In Part I, we went to some lengths to describe the dangers of a cognitive elite. And yet here we call for steps that could easily increase the segregation of the gifted from everyone else. Won’t programs for the gifted further isolate them? The answers to such questions have nothing to do with social justice but much to do with the welfare of the nation, including the ultimate welfare of the disadvantaged. The first point echoes a continuing theme of this book: To be intellectually gifted is indeed a gift. Nobody “deserves” it. The monetary and social rewards that accrue to being intellectually gifted are growing all the time, for reasons that are easily condemned as being unfair. Never mind, we are saying. These gifted youngsters are important because our society’s future depends on them. The one clear and enduring failure of contemporary American education education is at the high end of the cognitive ability distribution.

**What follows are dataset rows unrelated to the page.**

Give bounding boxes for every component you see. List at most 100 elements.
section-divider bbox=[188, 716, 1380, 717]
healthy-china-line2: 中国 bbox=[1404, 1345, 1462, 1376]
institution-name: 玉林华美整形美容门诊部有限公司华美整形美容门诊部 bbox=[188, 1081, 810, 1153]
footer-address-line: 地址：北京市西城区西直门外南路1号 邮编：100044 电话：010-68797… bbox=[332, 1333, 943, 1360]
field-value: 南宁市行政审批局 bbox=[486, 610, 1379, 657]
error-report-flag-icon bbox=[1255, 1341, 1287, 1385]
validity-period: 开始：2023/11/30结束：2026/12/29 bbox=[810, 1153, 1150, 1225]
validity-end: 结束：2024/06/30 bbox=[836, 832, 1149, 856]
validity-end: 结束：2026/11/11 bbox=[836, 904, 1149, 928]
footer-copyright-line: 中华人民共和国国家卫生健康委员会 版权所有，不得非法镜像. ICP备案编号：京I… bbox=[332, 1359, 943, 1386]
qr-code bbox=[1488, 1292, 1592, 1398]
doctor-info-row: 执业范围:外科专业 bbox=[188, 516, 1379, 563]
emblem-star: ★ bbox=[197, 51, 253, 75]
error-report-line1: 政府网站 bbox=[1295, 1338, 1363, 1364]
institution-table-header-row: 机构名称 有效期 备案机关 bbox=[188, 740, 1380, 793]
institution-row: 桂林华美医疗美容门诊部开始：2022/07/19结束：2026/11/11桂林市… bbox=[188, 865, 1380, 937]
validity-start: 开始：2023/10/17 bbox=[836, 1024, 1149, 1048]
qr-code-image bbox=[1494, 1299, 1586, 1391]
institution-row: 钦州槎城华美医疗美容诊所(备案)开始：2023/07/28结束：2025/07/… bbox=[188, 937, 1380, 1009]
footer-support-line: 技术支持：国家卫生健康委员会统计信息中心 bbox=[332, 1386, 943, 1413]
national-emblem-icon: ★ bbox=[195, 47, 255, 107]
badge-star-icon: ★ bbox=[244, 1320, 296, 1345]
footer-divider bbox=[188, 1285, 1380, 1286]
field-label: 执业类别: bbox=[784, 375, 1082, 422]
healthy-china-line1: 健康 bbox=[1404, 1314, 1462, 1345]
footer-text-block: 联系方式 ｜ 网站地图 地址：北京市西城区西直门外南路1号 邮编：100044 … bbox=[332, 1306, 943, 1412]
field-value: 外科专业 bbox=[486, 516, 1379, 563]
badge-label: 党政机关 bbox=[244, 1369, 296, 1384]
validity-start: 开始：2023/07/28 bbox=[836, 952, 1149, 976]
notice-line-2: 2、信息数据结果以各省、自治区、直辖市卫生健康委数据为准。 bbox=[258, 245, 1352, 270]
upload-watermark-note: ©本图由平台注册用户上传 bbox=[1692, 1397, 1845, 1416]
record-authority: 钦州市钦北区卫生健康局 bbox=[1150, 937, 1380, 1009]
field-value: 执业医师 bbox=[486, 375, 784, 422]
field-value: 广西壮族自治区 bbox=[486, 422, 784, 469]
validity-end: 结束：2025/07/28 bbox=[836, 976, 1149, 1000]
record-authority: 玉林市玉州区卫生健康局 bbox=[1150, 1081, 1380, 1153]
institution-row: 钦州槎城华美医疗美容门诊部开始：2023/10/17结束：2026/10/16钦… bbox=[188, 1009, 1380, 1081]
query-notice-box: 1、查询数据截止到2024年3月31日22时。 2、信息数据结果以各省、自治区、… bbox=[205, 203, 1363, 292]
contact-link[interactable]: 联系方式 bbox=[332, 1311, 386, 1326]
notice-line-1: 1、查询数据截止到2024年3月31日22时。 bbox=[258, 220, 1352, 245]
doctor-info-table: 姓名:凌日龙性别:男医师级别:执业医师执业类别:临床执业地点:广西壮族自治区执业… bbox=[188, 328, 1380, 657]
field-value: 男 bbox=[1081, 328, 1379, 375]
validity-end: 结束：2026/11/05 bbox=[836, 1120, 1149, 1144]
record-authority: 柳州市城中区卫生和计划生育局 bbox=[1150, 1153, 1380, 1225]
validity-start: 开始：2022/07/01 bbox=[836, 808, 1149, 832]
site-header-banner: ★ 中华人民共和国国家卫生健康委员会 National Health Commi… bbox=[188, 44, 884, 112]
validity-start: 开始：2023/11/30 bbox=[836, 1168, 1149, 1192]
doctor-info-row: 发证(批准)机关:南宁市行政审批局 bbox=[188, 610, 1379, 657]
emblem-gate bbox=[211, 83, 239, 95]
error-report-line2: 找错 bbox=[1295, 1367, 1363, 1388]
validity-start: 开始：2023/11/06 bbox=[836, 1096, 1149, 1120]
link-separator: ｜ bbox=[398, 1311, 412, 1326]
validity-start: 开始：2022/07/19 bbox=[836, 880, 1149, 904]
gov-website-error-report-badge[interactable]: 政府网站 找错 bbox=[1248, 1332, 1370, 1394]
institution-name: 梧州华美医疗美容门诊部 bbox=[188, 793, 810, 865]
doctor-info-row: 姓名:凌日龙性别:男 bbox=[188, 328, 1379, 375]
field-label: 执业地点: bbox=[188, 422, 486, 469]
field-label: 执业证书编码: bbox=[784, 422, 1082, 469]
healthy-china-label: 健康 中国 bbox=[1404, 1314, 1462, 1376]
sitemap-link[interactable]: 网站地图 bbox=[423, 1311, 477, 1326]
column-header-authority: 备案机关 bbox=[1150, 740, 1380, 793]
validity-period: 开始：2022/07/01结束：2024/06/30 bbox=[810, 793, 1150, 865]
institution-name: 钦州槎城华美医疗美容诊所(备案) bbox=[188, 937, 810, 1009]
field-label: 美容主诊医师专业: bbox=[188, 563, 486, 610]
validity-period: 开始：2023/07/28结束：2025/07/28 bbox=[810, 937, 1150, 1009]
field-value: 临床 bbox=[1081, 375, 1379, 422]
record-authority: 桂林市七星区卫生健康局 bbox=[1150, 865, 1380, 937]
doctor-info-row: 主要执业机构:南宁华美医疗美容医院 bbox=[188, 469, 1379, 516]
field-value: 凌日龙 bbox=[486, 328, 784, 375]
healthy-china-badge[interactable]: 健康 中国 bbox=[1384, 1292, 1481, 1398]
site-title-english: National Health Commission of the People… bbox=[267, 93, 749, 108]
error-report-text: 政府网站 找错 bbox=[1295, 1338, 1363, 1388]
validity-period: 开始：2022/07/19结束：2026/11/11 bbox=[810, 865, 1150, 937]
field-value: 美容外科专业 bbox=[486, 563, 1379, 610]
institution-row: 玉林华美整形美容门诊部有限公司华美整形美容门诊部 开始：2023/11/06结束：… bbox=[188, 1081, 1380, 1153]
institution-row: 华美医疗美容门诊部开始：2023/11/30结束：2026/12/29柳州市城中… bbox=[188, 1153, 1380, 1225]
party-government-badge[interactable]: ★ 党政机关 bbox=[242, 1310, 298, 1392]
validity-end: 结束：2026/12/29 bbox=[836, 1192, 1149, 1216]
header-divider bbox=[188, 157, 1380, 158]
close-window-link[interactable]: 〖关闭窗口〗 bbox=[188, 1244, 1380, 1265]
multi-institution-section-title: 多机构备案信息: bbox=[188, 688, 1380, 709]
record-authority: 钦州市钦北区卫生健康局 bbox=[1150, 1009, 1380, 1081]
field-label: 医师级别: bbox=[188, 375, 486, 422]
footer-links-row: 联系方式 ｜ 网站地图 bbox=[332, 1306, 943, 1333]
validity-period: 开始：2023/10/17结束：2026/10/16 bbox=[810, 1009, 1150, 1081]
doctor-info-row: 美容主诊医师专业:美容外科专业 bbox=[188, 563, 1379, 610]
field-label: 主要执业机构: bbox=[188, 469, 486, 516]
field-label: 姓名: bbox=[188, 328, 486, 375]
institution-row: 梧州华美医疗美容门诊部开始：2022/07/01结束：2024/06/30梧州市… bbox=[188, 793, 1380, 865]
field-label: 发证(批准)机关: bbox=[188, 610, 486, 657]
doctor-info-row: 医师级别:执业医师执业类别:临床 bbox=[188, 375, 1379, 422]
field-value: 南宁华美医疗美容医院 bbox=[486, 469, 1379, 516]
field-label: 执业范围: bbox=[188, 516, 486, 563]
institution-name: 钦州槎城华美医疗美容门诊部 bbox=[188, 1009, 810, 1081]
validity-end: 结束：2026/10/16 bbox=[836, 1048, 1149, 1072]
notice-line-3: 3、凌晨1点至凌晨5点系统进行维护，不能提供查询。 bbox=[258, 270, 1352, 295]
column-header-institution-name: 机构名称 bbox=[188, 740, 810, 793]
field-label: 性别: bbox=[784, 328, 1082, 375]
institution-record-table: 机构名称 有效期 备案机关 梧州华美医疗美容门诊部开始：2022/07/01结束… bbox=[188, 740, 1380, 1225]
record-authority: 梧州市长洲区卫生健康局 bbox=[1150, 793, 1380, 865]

The educational deficit that worries us is symbolized by the drop in verbal skills on the SAT. What we call verbal skills encompass, among other things, the ability to think about difficult problems: to analyze, pick apart, disaggregate, synthesize, and ultimately to understand. It has seldom been more apparent how important it is that the people who count in business, law, politics, and our universities know how to think about their problems in complex, rigorous modes and how important it is that they bring to their thinking depth of judgment and, in the language of Aristotle, the habit of virtue. This kind of wisdom—for wisdom is what we need more of—does not come naturally with a high IQ. It has to be added through education, and education of a particular kind.
To be an educated person meant being able to write competently and argue logically. Therefore, children were taught the inner logic of grammar and syntax because that kind of attention to detail was believed to carry over to greater precision of thinking. They were expected to learn Aristotle’s catalog of fallacies, because educators understood that the ability to assess an argument in everyday life was honed by mastering the formal elements of logic. Ethics and theology were part of the curriculum, to teach and to refine virtue. We will not try to prescribe how a contemporary curriculum might be revised to achieve the same ends, beyond a few essentials: To be an educated person must mean to have mastered a core of history, literature, arts, ethics, and the sciences and, in the process of learning those disciplines, to have been trained to weigh, analyze, and evaluate according to exacting standards.
Our proposal will sound, and is, elitist, but only in the sense that, after exposing students to the best the world’s intellectual heritage has to offer and challenging them to achieve whatever level of excellence they are capable of, just a minority of students has the potential to become “an educated person” as we are using the term. It is not within everyone’s ability to understand the world’s intellectual heritage at the same level, any more than everyone who enters college can expect to be a theoretical physicist by trying hard enough. At every stage of learning, some people reach their limits. This is not a controversial statement when it applies to the highest levels of learning."